West Point Lake is an impoundment of the Chattahoochee River in Georgia managed by the U.S. Army Corps of Engineers. U.S. Army Corps of Engineers, West Point Lake / Facebook

USA - Georgia, Alabama agree to resolve Chattahoochee River water litigation

(The Center Square) — The governors of Georgia and Alabama have agreed with the United States Army Corps of Engineers that could end a years-long legal fight over water.

However, the fight's conclusion could be months away, as the agency's consideration of the proposal must first go through public comment and an environmental review.

If the Corps adopts the proposal, Alabama will dismiss its appeal following a one-year review period, ending the litigation. Alabama's lawsuit will resume if the Corps does not adopt the proposition.

"This agreement is a win-win for our states, with neither side sacrificing what is important to them," Georgia Gov. Brian Kemp, a Republican, said in a statement. "The Chattahoochee River is the lifeblood of southwest Georgia, and this proposal would give citizens and businesses certainty about the flow of water they need for business and leisure.

"Just as significant, adoption of this proposal would end the current issues related to water supply for metro Atlanta at Lake Lanier, which is crucial to the future of our State," Kemp added.

Under the agreement, the feds will consider operating dams and reservoirs "to achieve minimum water-flow objectives" in Columbus, Georgia, and Columbia, Alabama — two cities located along the Georgia-Alabama border on the Chattahoochee River. The agency would also maintain the minimum elevation at Lake Seminole near Bainbridge in southwest Georgia.

The two states say the agreement assures Georgia and Alabama residents who live and work in the Mid- and Lower Chattahoochee River Basin have sufficient water flow during droughts.

Officials said the proposed agreement should resolve litigation Alabama brought in 2017 challenging the Corps' operations in the region, including the federal agency's policy allowing Georgia to withdraw water near Atlanta. The states have been fighting over water issues since 1990.

"Alabama and Georgia have a lot in common. But we have spent a lot of time — and a lot of money on attorney fees — fighting in court over water," Alabama Gov.

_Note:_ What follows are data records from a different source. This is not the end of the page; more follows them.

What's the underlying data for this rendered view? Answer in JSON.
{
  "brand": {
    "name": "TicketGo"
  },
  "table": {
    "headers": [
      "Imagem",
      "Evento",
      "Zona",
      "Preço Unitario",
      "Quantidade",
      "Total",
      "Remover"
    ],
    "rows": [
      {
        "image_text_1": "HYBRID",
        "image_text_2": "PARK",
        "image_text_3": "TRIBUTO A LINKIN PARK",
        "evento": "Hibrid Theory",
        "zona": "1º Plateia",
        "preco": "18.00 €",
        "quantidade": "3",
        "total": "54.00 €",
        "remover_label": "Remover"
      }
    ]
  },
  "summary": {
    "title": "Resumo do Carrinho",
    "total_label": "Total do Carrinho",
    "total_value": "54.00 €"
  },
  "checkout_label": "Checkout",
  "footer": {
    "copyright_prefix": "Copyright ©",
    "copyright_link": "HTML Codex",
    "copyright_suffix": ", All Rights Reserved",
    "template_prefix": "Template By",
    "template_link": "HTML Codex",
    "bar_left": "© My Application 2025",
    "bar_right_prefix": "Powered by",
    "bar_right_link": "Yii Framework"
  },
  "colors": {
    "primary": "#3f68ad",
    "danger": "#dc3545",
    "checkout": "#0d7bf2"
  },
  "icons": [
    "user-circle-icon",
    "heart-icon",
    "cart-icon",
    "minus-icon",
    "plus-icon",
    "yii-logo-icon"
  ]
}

Kay Ivey said in a statement.

"This proposal is a big deal for Alabama as the Corps has never before set minimum water-flow objectives in the parts of the Chattahoochee that affect us," Ivey, a Republican, added. "It would provide Alabama with long-term assurances that, in times of drought, our citizens will be protected and our stakeholders will know how much water is coming their way."